A Friday Washington Post article decried a growing gap in racial attitudes between white members of the Republican and Democratic parties. Liberal media lambasted this supposed evidence of growing Republican racism. But numbers the Post’s report ignored show the opposite – racism among Republicans has been plummeting for years. What the Post calls “never bigger” is far less significant and not all that interesting – the margin between attitudes in each party.
Though the raw data from the National Opinion Research Center at the University of Chicago is not easily available on line, the Post helpfully provided me with a spreadsheet.

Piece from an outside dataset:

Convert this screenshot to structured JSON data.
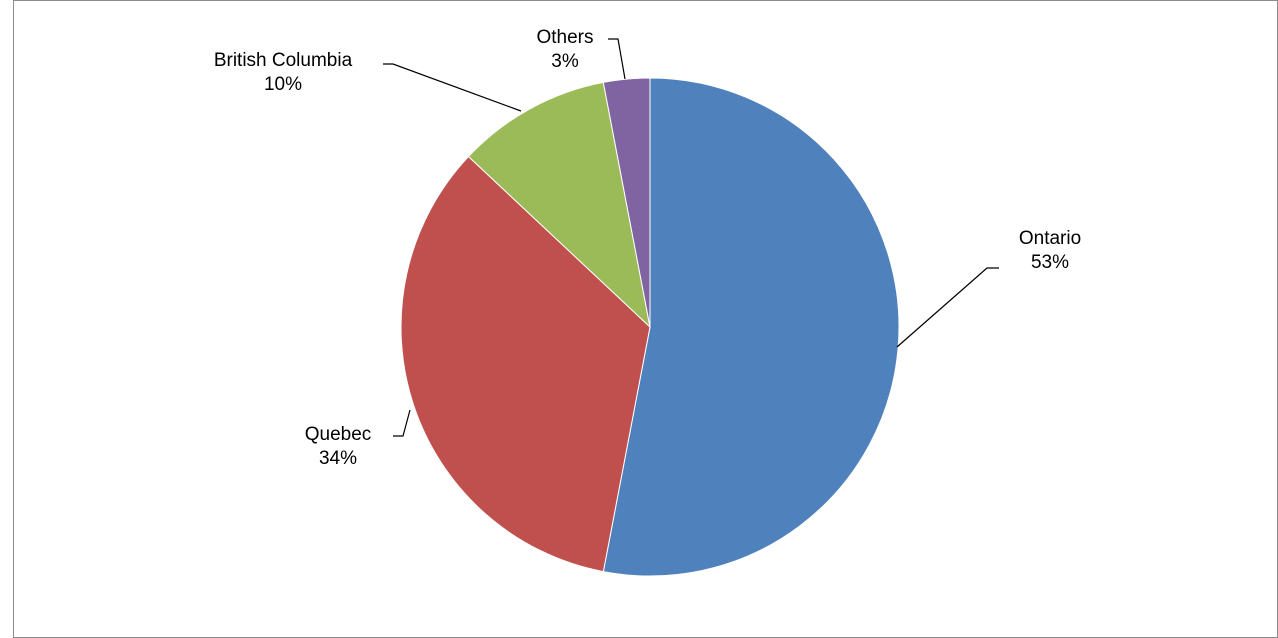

Here’s the trend among white members of each party who say blacks are less intelligent:
- Republicans (1990): 57 percent
- Republicans (2000): 39 percent
- Republicans (2010): 33 percent
- Republicans (2016): 26 percent
- Democrats (1990): 60 percent
- Democrats (2000): 40 percent
- Democrats (2010): 26 percent
- Democrats (2016): 18 percent
But readers of Aaron Blake’s article in “The Fix” would be unaware of those dramatic drops unless they studied the graphs carefully. Blake’s analysis of that question, well, fixated on a ripple in the percentage point differences between the parties:
- Gap between Republicans and Democrats (2004): 6 points
- Gap between Republicans and Democrats (2010): 7 points
- Gap between Republicans and Democrats (2016): 8 points
That’s the news? Single percentage point shifts are rarely statistically significant. And they are dwarfed by the unmentioned rapid evaporation of bigoted attitudes among members of both parties in America.

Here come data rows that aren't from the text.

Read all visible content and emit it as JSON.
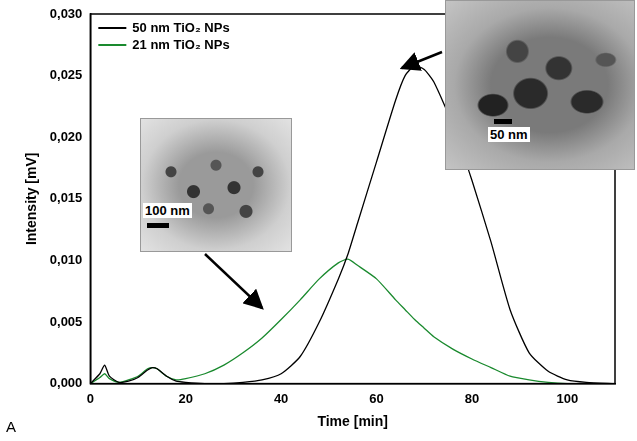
{
  "chart_data": {
    "type": "line",
    "x_label": "Time [min]",
    "y_label": "Intensity [mV]",
    "panel_label": "A",
    "annotations": [
      "100 nm",
      "50 nm"
    ],
    "x": [
      0,
      2,
      3,
      4,
      6,
      8,
      10,
      12,
      13,
      14,
      16,
      18,
      20,
      24,
      28,
      32,
      36,
      40,
      44,
      48,
      52,
      54,
      56,
      60,
      64,
      66,
      68,
      70,
      72,
      76,
      80,
      84,
      88,
      92,
      96,
      100,
      104,
      110
    ],
    "series": [
      {
        "name": "50 nm TiO₂ NPs",
        "color": "#000000",
        "values": [
          0,
          0.0008,
          0.0015,
          0.0006,
          0.0001,
          0.0002,
          0.0005,
          0.0011,
          0.0013,
          0.0012,
          0.0006,
          0.0002,
          0.0001,
          0,
          0,
          0.0001,
          0.0003,
          0.0008,
          0.0022,
          0.005,
          0.0085,
          0.0105,
          0.013,
          0.018,
          0.023,
          0.025,
          0.0258,
          0.0255,
          0.0245,
          0.021,
          0.0165,
          0.0115,
          0.006,
          0.0025,
          0.001,
          0.0003,
          0.0001,
          0
        ]
      },
      {
        "name": "21 nm TiO₂ NPs",
        "color": "#1a8a2e",
        "values": [
          0,
          0.0005,
          0.0008,
          0.0004,
          0.0001,
          0.0003,
          0.0006,
          0.0012,
          0.0013,
          0.0012,
          0.0006,
          0.0003,
          0.0004,
          0.0008,
          0.0015,
          0.0025,
          0.0037,
          0.0052,
          0.0068,
          0.0085,
          0.0098,
          0.0101,
          0.0096,
          0.0085,
          0.0068,
          0.006,
          0.0052,
          0.0045,
          0.0038,
          0.0028,
          0.002,
          0.0013,
          0.0006,
          0.0003,
          0.0001,
          0,
          0,
          0
        ]
      }
    ],
    "xlim": [
      0,
      110
    ],
    "xticks": [
      0,
      20,
      40,
      60,
      80,
      100
    ],
    "ylim": [
      0,
      0.03
    ],
    "yticks": [
      {
        "value": 0,
        "label": "0,000"
      },
      {
        "value": 0.005,
        "label": "0,005"
      },
      {
        "value": 0.01,
        "label": "0,010"
      },
      {
        "value": 0.015,
        "label": "0,015"
      },
      {
        "value": 0.02,
        "label": "0,020"
      },
      {
        "value": 0.025,
        "label": "0,025"
      },
      {
        "value": 0.03,
        "label": "0,030"
      }
    ],
    "grid": false,
    "legend": "upper left"
  }
}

A survey is only as good as its questions, and in this case several of the questions (written by the original researchers, not the Post) are poor yardsticks for measuring problematic racial attitudes. For example, the question whose results Blake called “the biggest yawning gap” asks if African Americans are worse off economically “because most just don’t have the motivation or will power to pull themselves up out of poverty.” Leave will power aside. Boosting motivation among the poor was the main impulse behind bipartisan (but Republican-led) welfare reform efforts, which tried to solve the problem of people avoiding work to keep their benefits.
Now, maybe some respondents thought the reference to lack of motivation referred to work ethic rather than public policy, but we don’t know because the survey’s language is ambiguous. Given the dual meanings of “motivation,” the discrepancy on that question is unsurprising, because strategies to foster independence among the poor are a significant philosophical difference between the parties.

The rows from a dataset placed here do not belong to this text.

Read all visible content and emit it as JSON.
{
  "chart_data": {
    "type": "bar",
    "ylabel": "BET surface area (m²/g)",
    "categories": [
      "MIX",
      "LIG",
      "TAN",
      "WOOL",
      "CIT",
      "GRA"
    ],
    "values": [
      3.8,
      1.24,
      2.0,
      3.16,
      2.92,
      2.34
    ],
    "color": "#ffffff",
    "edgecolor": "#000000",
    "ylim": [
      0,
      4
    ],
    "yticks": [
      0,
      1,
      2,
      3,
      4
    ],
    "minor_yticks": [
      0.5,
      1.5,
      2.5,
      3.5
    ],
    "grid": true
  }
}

Then there’s a question Blake says is about affirmative action, though it does not use the term: “What do you think the chances are these days that a white person won’t get a job or promotion while an equally or less qualified black person gets one instead?” When did acknowledging that de facto racial preferences exist become a racially insensitive “view of the intelligence and work ethic of African Americans”? Come on. Republicans are more likely to oppose affirmative action, so of course they think it’s more widespread.
Another question referred to how the respondent would feel if a close relative married a black person. That deeply personal question has nothing to do with public policy, and doesn’t even ask if respondents approve of interracial marriage in general – just how they would feel if it occurred in their own family. Here again, the Post thinks the most important detail in the data is that 14 percent more Republicans than Democrats would be uncomfortable with such an event in their family – omitting the astonishing and very relevant fact that just in 1990 a whopping 67 percent of Republicans were uncomfortable as opposed to 26 percent today.
Given its irresponsible first go-round, Post should revisit the data trends on racist attitudes, and help Americans celebrate the steep decline of problematic attitudes among Republicans and Democrats alike – rather than continue to beat the partisan drum by ginning up statistics that are all trees and no forest.